Mouth Ulcers are very common and are often linked to stress or hormones. It’s well recognized that they can be caused by a deficiency in iron and lack of some vitamins, such as B12.
When I look back, I sometimes think years of my teen life were spent dealing with mouth ulcers. I seemed to have them all the time, although in reality I probably suffered for 10 days, 10 times a year for a couple of years.
It wasn’t just one ulcer, though – I’d have a mouthful of them at a time.My mother had heard washing your mouth with salted water eased the pain and helped clear them, and it did seem to help a bit.
The problem started when I was about 13 and at first I thought it must be caused by my toothbrush or a virus. The doctor said it was common and might be due to a hormonal problem or an iron deficiency, which seemed to make sense as I’d recently started my periods. But at one point I thought I was going to be putting up with ulcers every month for the rest of my life.
A Stressful Stage
I suffered an incredible amount of discomfort. On the worst days, the ulcers would be in my cheeks, under my tongue and inside my lips. I could hardly talk properly and found it difficult to eat. I was getting teased at school, too, which was stressful. That’s what made me go back to the doctor and Mum tried desperately to find out more about other treatments.
I was given supplements and gels to put in my mouth when ulcers struck, but the problem didn’t go away. I’m aware now that it was probably seen as a small problem – harmless and treatable – but at the time it was so painful and uncomfortable it affected my diet and sleep and also had a massive impact on my confidence and social life.
The Food Connection
By the time I was 15 and studying for exams, I seemed to begetting lots of colds and catarrh-type coughs, and I think my parents thought it was stress or even an excuse to get out of school.

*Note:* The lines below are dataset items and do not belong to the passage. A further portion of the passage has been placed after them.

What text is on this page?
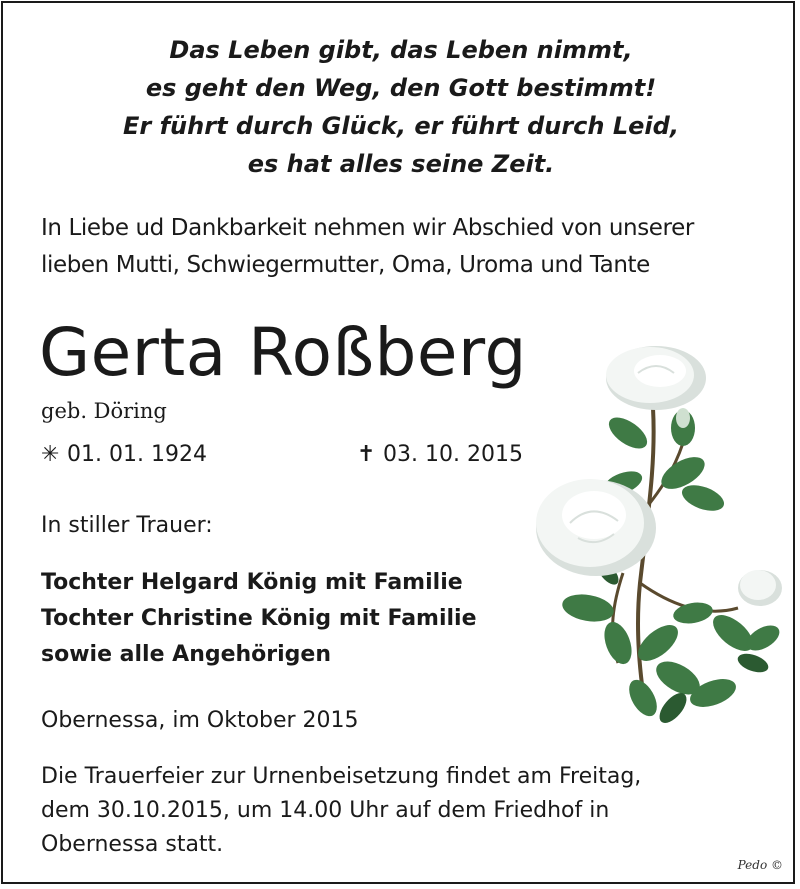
Das Leben gibt, das Leben nimmt,
es geht den Weg, den Gott bestimmt!
Er führt durch Glück, er führt durch Leid,
es hat alles seine Zeit.
In Liebe ud Dankbarkeit nehmen wir Abschied von unserer
lieben Mutti, Schwiegermutter, Oma, Uroma und Tante
Gerta Roßberg
geb. Döring
✳ 01. 01. 1924	✝ 03. 10. 2015
In stiller Trauer:
Tochter Helgard König mit Familie
Tochter Christine König mit Familie
sowie alle Angehörigen
Obernessa, im Oktober 2015
Die Trauerfeier zur Urnenbeisetzung findet am Freitag,
dem 30.10.2015, um 14.00 Uhr auf dem Friedhof in
Obernessa statt.
Pedo ©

But on the recommendation of a family friend, we started to consider diet and I went to an alternative practitioner, who looked at food intolerance.My family were sceptical when I came home saying I shouldn’t eat dairy foods or pork (as a child I’d drunk a pint of milk every day) but I was desperate to try something else.
Within four months of cutting out these foods, the ulcers stopped –completely. And I found my nose less runny and my tummy more settled, too. If I ate dairy foods (at a party or on holiday) I was sure to get an ulcer.
I’ve no idea what, if any, the connection with dairy might be,but I’ve continued to avoid it since, although I’m careful to eat plenty of calcium-rich soya products, green leafy veg and beans to compensate. I was able to eat pork again two years later, however, with no ill effects.
What are Mouth Ulcers?
These painful, oval-shaped sores – canker sores, to give them their proper name – are white, red, yellow or grayish and swollen round the edge.
They form in the mouth, usually on the inside of the cheeks or lips. Some can be large and deep, while others are tiny but may appear in clusters. Most people get only one or two a year and they usually clear up on their own in a week or two.
However, around one in five people in the US suffer with frequent mouth ulcers. Doctors like to check up on the problem if new ones develop before the old ones have healed, if they last for more than three weeks or if you suffer regularly and the problem is so painful it affects your daily life.
They may want to take a blood test to check for signs of underlying infection, an iron or vitamin deficiency or other health problems, where mouth ulcers are often a symptom. In rare cases, a long-lasting mouth ulcer may be a sign of mouth cancer, which is why they should be checked out if they linger.
Who is Affected?
Women and young adults suffer the most with recurrent mouth ulcers, possibly because of a link with hormonal changes.
Infrequent mouth ulcers are most likely to be caused by damage to the inside of your mouth – for example,when you accidentally bite your lip or cheek or scrape it with food, a toothbrush or sharp tooth.
Some toothpastes and rinses (those containing sodium lauryl sulphate) are also considered culprits, although more research into the link is needed.
The causes of recurring mouth ulcers aren’t always known but it may be down to a genetic vulnerability, combined with another trigger, such as stress, certain foods or hormonal changes. Some medications can increase the risk, too.
They can also be the symptom of another health problem, such as a viral infection,including the cold sore virus and chickenpox,a deficiency of vitamin B12 and/or iron, coeliac disease and crohn’s disease.
How are they treated?
Ulcers usually clear upon their own, although over-the-counter remedies can reduce the pain and speed up healing.
You can help prevent mouth ulcers by taking care of your teeth – good oral hygiene and dental check-ups will help to identify and treat problems, such as sharp teeth, which could damage your mouth.
What is the link with diet?
Coeliac disease –an autoimmune disease, where the body’s immune system reacts abnormally to gluten (one of the proteins found in wheat, rye and barley) – and deficiencies in iron and vitamin B12 can result in mouth ulcers, so it’s important to see your GP.
They’ve also been linked to other foods, such as cheese, tomatoes, strawberries, wheat four, chocolate, coffee, peanuts and almonds.
Meanwhile, in the absence of more specific triggers, a balanced diet rich in nutrients will help keep you and the inside of your mouth healthy and help protect against mouth ulcers.